The “Alternative” Controversy

Originally posted 19 June 2009

There’s been a lot of talk lately about the AP Impact series bashing “alternative medicine”. And it got us to thinking about how this term is kind of a straw man.



Self-proclaimed skeptics like to say there is only medicine: that which works. Everything else, they argue, is non-medicine, and they lump it all under the word “alternative.” But here’s the catch: you seldom hear serious, qualified naturopaths, acupuncturists and other natural and traditional healers use this word to describe what they do. (When they do, it’s typically as a buzzword or heavily armored in irony quotes.) Rather, the main groups who use it tend to be 1) those wanting to sell you something, 2) establishment physicians who support a limited number of traditional healing methods (CAM practitioners) and 3) those who put their faith in industrial medicine.

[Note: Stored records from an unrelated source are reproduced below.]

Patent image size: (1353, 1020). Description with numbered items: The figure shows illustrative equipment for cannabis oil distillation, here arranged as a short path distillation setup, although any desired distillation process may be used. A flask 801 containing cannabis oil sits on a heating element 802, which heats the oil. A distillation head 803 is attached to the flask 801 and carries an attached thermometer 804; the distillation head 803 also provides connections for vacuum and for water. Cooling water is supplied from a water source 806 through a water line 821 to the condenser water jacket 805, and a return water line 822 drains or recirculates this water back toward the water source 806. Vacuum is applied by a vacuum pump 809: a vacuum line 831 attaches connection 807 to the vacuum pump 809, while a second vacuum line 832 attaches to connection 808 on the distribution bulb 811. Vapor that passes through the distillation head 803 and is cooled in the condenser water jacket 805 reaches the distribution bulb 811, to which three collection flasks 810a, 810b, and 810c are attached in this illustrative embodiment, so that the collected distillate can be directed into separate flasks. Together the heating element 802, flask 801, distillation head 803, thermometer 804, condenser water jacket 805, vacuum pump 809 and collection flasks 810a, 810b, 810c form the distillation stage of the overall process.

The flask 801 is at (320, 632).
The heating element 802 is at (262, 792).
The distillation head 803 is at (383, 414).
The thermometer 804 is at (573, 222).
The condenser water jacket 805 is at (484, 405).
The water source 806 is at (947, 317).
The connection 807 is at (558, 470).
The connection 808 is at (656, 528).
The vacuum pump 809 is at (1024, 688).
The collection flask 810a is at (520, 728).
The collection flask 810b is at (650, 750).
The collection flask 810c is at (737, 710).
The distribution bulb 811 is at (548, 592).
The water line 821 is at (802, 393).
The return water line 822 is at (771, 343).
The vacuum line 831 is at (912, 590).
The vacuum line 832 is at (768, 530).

We use the word “faith” deliberately here, for despite the claims of the medical establishment, their treatments are far less scientifically supported than many admit – or perhaps even know. According to Kenneth R. Pelletier, Clinical Professor of Medicine at Arizona State University and the University of California, San Francisco,

To provide a baseline against which to measure complementary and alternative medicine (CAM), it is important to point out that as much as 20–50% of conventional care, and virtually all surgery, has not been evaluated by RCTs [randomized clinical trials]. According to Richard Smith, editor of the British Medical Journal, “Only about 15% of medical interventions are supported by solid scientific evidence… This is partly because only 1% of the articles in medical journals are scientifically sound and partly because many treatments have never been assessed at all.”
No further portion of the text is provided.